Verify the column contract of a table that was just created or written: columns present, declared types correct, nullability correct. This skill is deliberately narrow.

Target shape (important)

ValidationHook.on_end invokes this skill with the whole session, not a single table. The target you receive is a SessionTarget whose .targets is a list of table records matching this skill's targets: [{type: table}] filter. When a node writes multiple tables (CTAS scaffolding, layered ETL), loop over session.targets and run the checks below independently for each TableTarget. Transfer targets are covered by transfer-reconciliation. Emit one CheckResult per (target, check) pair so the retry prompt can tell the agent which specific table failed.

Explicitly out of scope:

  • Object exists and row count > 0 — already checked by the builtin validation layer before this skill runs. The hook supplies you with those results in the precheck context; do not re-run describe_table just to confirm the table exists.
  • Data-content assertions (null ratios, value ranges, accepted values, regex format, duplicates, uniqueness). CTAS from an empty source, idempotent upserts, schema-only bootstrapping, and partition scaffolding are legitimate patterns that produce zero-row tables; blocking on those would cause false positives.

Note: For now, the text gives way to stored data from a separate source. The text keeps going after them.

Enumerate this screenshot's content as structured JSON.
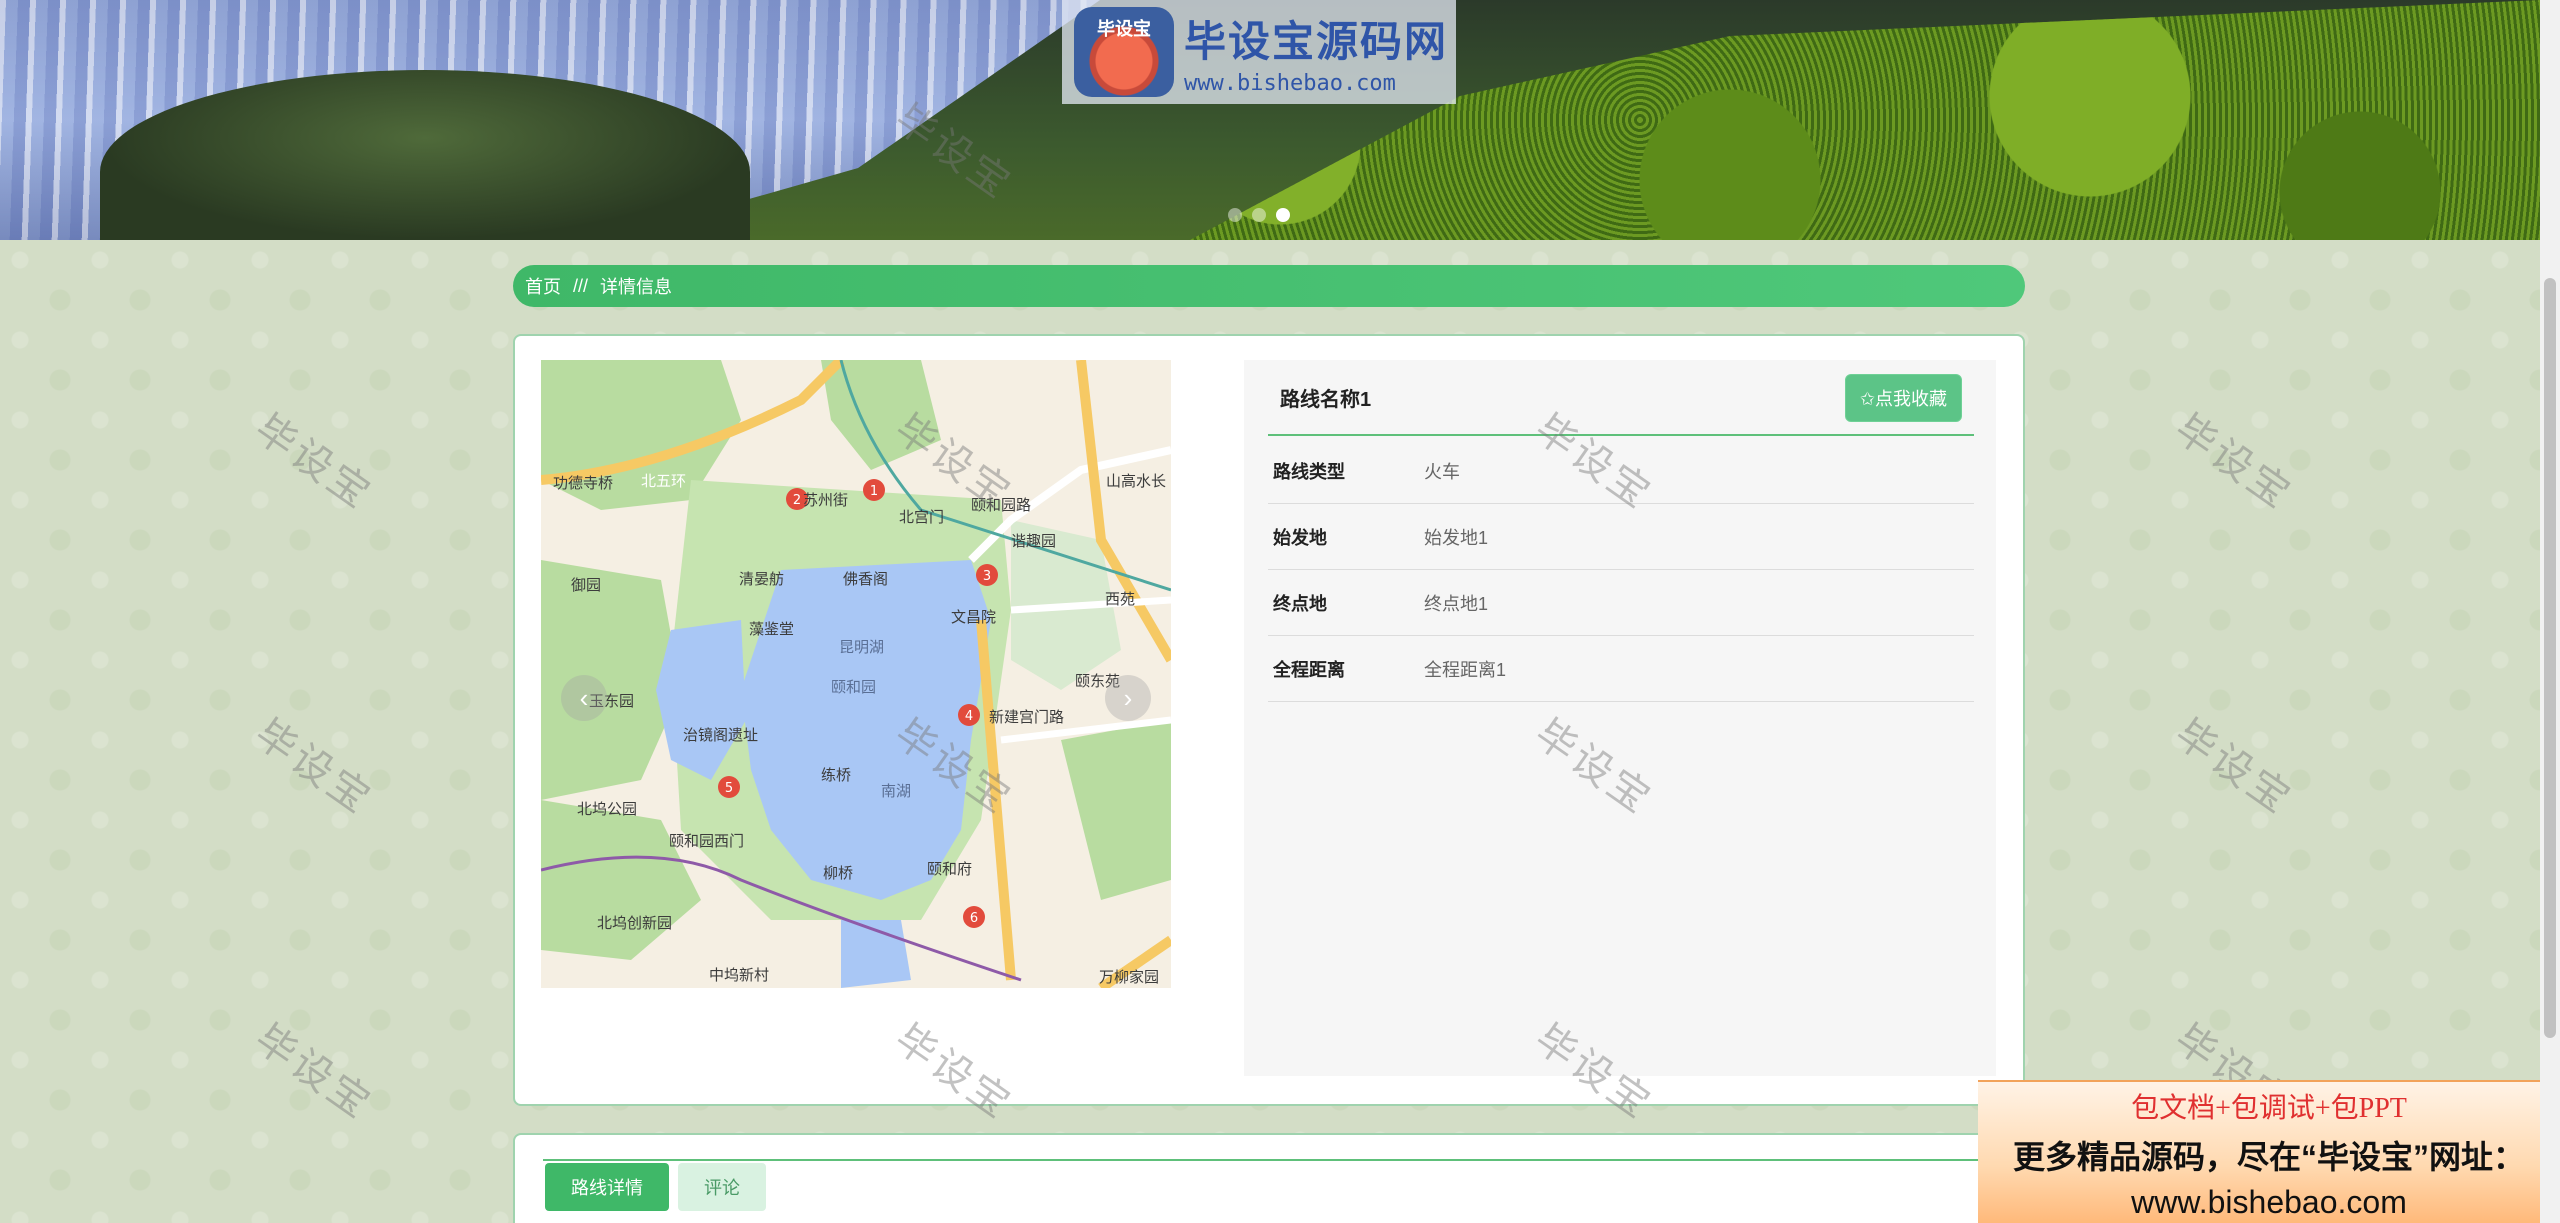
{
  "banner": {
    "logo_badge": "毕设宝",
    "logo_title": "毕设宝源码网",
    "logo_url": "www.bishebao.com",
    "slide_count": 3,
    "active_slide": 3
  },
  "breadcrumb": {
    "home": "首页",
    "separator": "///",
    "current": "详情信息"
  },
  "detail": {
    "route_name": "路线名称1",
    "favorite_label": "✩点我收藏",
    "fields": [
      {
        "key": "路线类型",
        "value": "火车"
      },
      {
        "key": "始发地",
        "value": "始发地1"
      },
      {
        "key": "终点地",
        "value": "终点地1"
      },
      {
        "key": "全程距离",
        "value": "全程距离1"
      }
    ],
    "prev_arrow": "‹",
    "next_arrow": "›"
  },
  "map": {
    "labels": [
      "功德寺桥",
      "北五环",
      "苏州街",
      "北宫门",
      "颐和园路",
      "谐趣园",
      "山高水长",
      "御园",
      "清晏舫",
      "佛香阁",
      "西苑",
      "文昌院",
      "藻鉴堂",
      "昆明湖",
      "颐和园",
      "颐东苑",
      "玉东园",
      "治镜阁遗址",
      "新建宫门路",
      "练桥",
      "北坞公园",
      "颐和园西门",
      "南湖",
      "柳桥",
      "颐和府",
      "北坞创新园",
      "中坞新村",
      "万柳家园"
    ],
    "markers": [
      "1",
      "2",
      "3",
      "4",
      "5",
      "6"
    ],
    "colors": {
      "water": "#a9c7f5",
      "park": "#b8dca0",
      "road": "#f6c964",
      "land": "#f5efe3"
    }
  },
  "tabs": [
    {
      "label": "路线详情",
      "active": true
    },
    {
      "label": "评论",
      "active": false
    }
  ],
  "watermark_text": "毕设宝",
  "ad": {
    "line1": "包文档+包调试+包PPT",
    "line2": "更多精品源码，尽在“毕设宝”网址：",
    "line3": "www.bishebao.com"
  },
  "colors": {
    "accent": "#3fb868",
    "button": "#5cc487",
    "page_bg": "#d3ddc6"
  }
}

If you need data-content rules for a specific table, author a project-level validator skill under ./.datus/skills/ or ~/.datus/skills/ with a targets: filter.

Checks in scope

  1. Column set — every expected column name appears in the actual table, and (when strict match is requested) no unexpected columns appear.
  2. Types — each expected column's declared type matches.
  3. Nullability — each expected column's nullability matches.

Execution checklist

Run the column-contract checks in this order. Stop on the first blocking failure for a given table, then continue with the next target table if the session contains multiple table targets.

  1. Expected columns present — when the caller supplied an expected column set, every expected column must appear in describe_table output.
  2. No unexpected columns — when the caller requires exact matching, flag any actual column that is not in the contract.
  3. Types match — compare each expected column's declared type with the contract. Treat widening as acceptable only when the contract explicitly allows it.
  4. Nullability matches — compare each expected column's nullable / NOT NULL setting with the contract.

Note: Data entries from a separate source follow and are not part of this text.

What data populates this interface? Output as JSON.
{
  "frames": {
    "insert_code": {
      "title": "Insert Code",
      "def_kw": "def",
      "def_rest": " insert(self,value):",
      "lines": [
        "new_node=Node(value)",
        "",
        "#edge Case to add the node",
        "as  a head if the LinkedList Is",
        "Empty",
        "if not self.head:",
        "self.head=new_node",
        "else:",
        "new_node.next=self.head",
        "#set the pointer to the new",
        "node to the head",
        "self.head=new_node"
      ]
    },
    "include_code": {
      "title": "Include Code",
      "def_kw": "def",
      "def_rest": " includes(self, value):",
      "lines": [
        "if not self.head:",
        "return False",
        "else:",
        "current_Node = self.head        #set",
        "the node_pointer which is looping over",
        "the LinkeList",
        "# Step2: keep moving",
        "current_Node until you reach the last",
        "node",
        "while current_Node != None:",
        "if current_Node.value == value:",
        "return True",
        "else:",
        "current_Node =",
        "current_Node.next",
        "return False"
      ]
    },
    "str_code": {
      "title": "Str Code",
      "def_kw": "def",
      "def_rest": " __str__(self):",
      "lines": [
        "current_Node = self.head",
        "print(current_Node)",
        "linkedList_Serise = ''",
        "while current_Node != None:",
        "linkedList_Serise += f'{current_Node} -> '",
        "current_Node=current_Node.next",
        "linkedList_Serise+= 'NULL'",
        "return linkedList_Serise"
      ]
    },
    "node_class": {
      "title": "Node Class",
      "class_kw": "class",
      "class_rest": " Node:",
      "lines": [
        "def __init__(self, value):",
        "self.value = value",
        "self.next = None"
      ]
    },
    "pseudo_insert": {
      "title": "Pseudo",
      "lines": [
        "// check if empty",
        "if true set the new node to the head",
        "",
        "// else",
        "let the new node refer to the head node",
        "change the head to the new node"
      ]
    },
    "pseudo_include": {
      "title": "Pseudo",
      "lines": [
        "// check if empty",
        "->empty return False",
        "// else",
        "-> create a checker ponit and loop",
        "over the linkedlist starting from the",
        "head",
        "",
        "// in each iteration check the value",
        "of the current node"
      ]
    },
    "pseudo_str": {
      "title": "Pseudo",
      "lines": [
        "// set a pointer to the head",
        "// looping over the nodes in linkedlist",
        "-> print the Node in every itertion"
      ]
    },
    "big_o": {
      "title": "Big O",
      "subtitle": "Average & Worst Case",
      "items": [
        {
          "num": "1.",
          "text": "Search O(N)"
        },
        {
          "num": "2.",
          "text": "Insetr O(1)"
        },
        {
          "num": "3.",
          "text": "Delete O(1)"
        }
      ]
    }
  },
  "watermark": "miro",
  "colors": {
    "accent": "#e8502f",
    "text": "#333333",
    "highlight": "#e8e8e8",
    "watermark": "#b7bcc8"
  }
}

For every executed check, report the check name, observed value, expected value or threshold, pass/fail decision, and a short failure reason.

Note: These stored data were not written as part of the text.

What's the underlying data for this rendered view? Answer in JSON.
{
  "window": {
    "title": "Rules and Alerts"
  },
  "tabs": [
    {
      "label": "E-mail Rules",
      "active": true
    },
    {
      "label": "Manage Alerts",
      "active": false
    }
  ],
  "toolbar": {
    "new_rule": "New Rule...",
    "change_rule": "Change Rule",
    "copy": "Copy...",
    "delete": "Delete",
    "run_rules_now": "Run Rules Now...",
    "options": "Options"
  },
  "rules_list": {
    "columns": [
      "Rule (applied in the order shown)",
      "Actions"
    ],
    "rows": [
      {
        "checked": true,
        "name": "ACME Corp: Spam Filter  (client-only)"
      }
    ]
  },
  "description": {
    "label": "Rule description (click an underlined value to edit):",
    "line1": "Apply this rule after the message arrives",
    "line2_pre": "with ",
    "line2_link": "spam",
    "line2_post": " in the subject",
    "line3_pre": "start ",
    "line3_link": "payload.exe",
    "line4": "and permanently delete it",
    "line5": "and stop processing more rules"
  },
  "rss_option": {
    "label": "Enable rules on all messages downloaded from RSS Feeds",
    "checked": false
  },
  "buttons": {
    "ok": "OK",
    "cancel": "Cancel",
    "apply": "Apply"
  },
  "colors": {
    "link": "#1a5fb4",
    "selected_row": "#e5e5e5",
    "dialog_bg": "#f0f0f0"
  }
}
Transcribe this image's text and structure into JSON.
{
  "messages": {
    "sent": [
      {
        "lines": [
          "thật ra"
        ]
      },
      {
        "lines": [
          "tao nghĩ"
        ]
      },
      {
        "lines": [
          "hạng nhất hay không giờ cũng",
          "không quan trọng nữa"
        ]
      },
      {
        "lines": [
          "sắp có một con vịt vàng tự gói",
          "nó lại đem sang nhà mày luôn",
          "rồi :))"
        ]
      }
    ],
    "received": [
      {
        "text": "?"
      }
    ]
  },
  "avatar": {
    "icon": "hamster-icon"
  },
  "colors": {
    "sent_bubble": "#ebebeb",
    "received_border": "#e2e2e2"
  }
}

When there is no explicit column contract

If the caller did not supply an expected column set / type map, there is nothing for this skill to check — emit the JSON block with "checks": [] and return without calling tools. The builtin layer has already confirmed existence and row count; duplicating that check here only produces false negatives when catalog/database/schema identifiers are ambiguous.

Tools

Use describe_table and get_table_ddl to introspect the target. Do not run read_query for counting rows or sampling data — out of scope.

Project-level validation examples

The following checks are intentionally not bundled here. Add them in a project-level validator skill under ./.datus/skills/<name>/ or ~/.datus/skills/<name>/ with kind: validator and a targets: filter when the table actually needs them:

  • null ratios per column
  • numeric ranges / min-max checks
  • accepted value sets / enum membership
  • regex / format validation
  • uniqueness / duplicate-key detection
  • cross-column assertions

Output

Emit the standard validator JSON block (see the output contract appended by the hook). Use severity: "blocking" only for column contract violations that would break downstream consumers. Mismatches that are cosmetic or widening-safe should be severity: "advisory".